Just like it happens with people, sometimes you don’t really have the means to realize how good an ingredient can actually be until you had a chance to compare it with the best version of it. I never knew what incredible tomato passata was until a friend brought a bottle of homemade sauce from Abruzzo, never knew how average our mozzarella is until I tasted la Zizzona in Naples, and never knew how excellent the olive oil milled from our trees is - though deemed average by the family - until I had to buy EVOO in a store. Likewise, it is hard to understand how good a tomato can really be until you’ve tasted one from a garden of Southern Europe.
It took me moving to Southern France to really appreciate Italian sauce tomatoes, and it took me a trip back home to really appreciate the quality of a raw French Marmande tomato.
It also took me several trips abroad to understand that not all tomatoes are created equal, and that Italy shares maybe the widest range of varieties available in the world (other than, obviously, American heirloom tomatoes).
So here’s a little guide to navigate tomatoes, and learn to choose and buy them wherever you are in the world. And, at the end, how to make an honest-to-god, proper Italian bruschetta.
SHAPES AND SIZES
Tomatoes come in 3 main shapes: ribbed, round, and elongated. Independently from the shape, they can be quite big (like the ribbed Marmande) or very small (like the elongated datterino).
RIBBED Varieties, big to small: Marmande, Beef heart or beefsteak (Cuore di bue in Italian and Coeur de Boeuf in French), Brandywine, Riccio di Parma, Costoluto…
ROUND Varieties, big to small: Ramato or Grappolo, Otello, Noir de Crimée, Camone, Cherry…
ELONGATED VARIETIES, big to small: San Marzano, Roma, Vesuvio, Perino, Pomodoro del Piennolo, Datterino…
The largest tomatoes are indeed the ribbed Marmande and Coeur de Boeuf, while the smaller are the tiny cherry or datterini.
Heriloom tomatoes also come in a variety of colors, each with their flavor profile.

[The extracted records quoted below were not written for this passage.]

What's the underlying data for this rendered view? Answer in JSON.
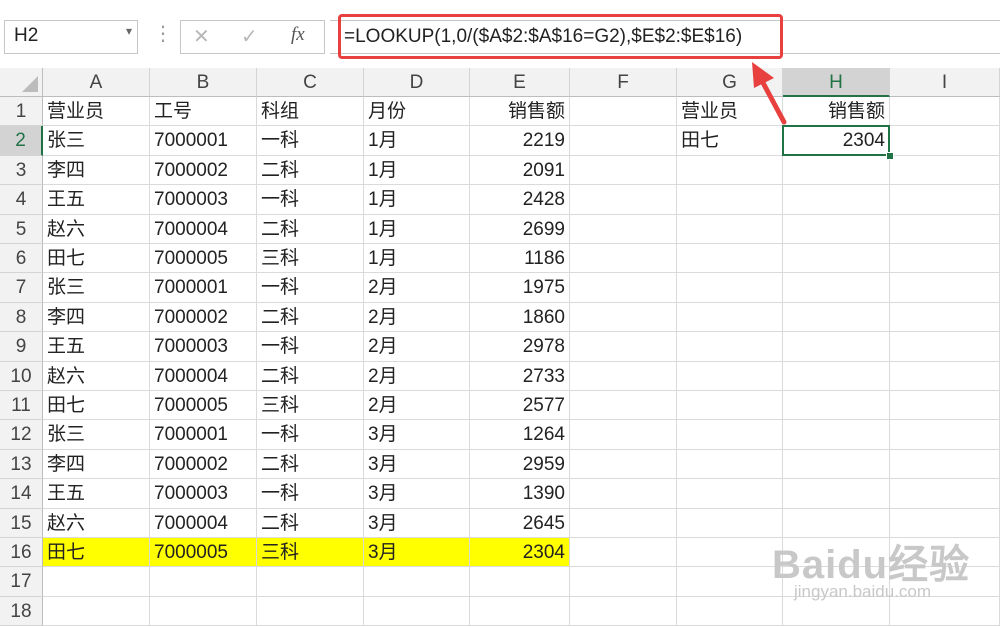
{
  "formula_bar": {
    "name_box": "H2",
    "fx_label": "fx",
    "formula": "=LOOKUP(1,0/($A$2:$A$16=G2),$E$2:$E$16)"
  },
  "columns": [
    "A",
    "B",
    "C",
    "D",
    "E",
    "F",
    "G",
    "H",
    "I"
  ],
  "selected_column": "H",
  "row_numbers": [
    "1",
    "2",
    "3",
    "4",
    "5",
    "6",
    "7",
    "8",
    "9",
    "10",
    "11",
    "12",
    "13",
    "14",
    "15",
    "16",
    "17",
    "18"
  ],
  "selected_row": "2",
  "table": {
    "headers": [
      "营业员",
      "工号",
      "科组",
      "月份",
      "销售额"
    ],
    "rows": [
      [
        "张三",
        "7000001",
        "一科",
        "1月",
        "2219"
      ],
      [
        "李四",
        "7000002",
        "二科",
        "1月",
        "2091"
      ],
      [
        "王五",
        "7000003",
        "一科",
        "1月",
        "2428"
      ],
      [
        "赵六",
        "7000004",
        "二科",
        "1月",
        "2699"
      ],
      [
        "田七",
        "7000005",
        "三科",
        "1月",
        "1186"
      ],
      [
        "张三",
        "7000001",
        "一科",
        "2月",
        "1975"
      ],
      [
        "李四",
        "7000002",
        "二科",
        "2月",
        "1860"
      ],
      [
        "王五",
        "7000003",
        "一科",
        "2月",
        "2978"
      ],
      [
        "赵六",
        "7000004",
        "二科",
        "2月",
        "2733"
      ],
      [
        "田七",
        "7000005",
        "三科",
        "2月",
        "2577"
      ],
      [
        "张三",
        "7000001",
        "一科",
        "3月",
        "1264"
      ],
      [
        "李四",
        "7000002",
        "二科",
        "3月",
        "2959"
      ],
      [
        "王五",
        "7000003",
        "一科",
        "3月",
        "1390"
      ],
      [
        "赵六",
        "7000004",
        "二科",
        "3月",
        "2645"
      ],
      [
        "田七",
        "7000005",
        "三科",
        "3月",
        "2304"
      ]
    ],
    "highlight_row": 15,
    "highlight_color": "#ffff00"
  },
  "lookup": {
    "g1": "营业员",
    "h1": "销售额",
    "g2": "田七",
    "h2": "2304"
  },
  "colors": {
    "accent": "#217346",
    "annotation": "#e8403f"
  },
  "watermark": {
    "logo": "Baidu经验",
    "url": "jingyan.baidu.com"
  }
}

TOMATOES “da insalata” VS. “Da sugo”
The big dinstinction in Italian tomatoes (as I think in other parts of the Mediterranean) is wether the tomatoes are meant to be used in salads, or cooked into sauce.
Salad tomatoes are any variety of beefy, sweet, ripe to a point (or even slightly underripe) tomatoes with a crunch or bite. Ideally, these tomatoes are not too watery, and will retain texture after being cut. Most heirloom tomatoes, especially the yellow varieties, are perfect salad tomatoes.
In Southern France, I can now find these beautiful yellow beefsteak tomatoes that taste almost like melon. They have a sort of flavor profile that doesn’t make them shine when cooked, but are absolutely marvellous in salads.
Another gem to be found in Southern France, similar to the ones described above is the Marmande tomato, a very large, red, ribbed tomato. Its flavor is incredible. Marmande is a village in the Haute-Garonne, Gascogne, where this tomato is largely cultivated (this is the area where
I might be having a slightly harder time finding very good sauce tomatoes here in France, but the salad tomato game is sky-high.
In Italy, slightly underripe San Marzano tomatoes are a popular tomato salad option, though I think those really shine when fully ripe in sauce and are wasted as salad tomatoes.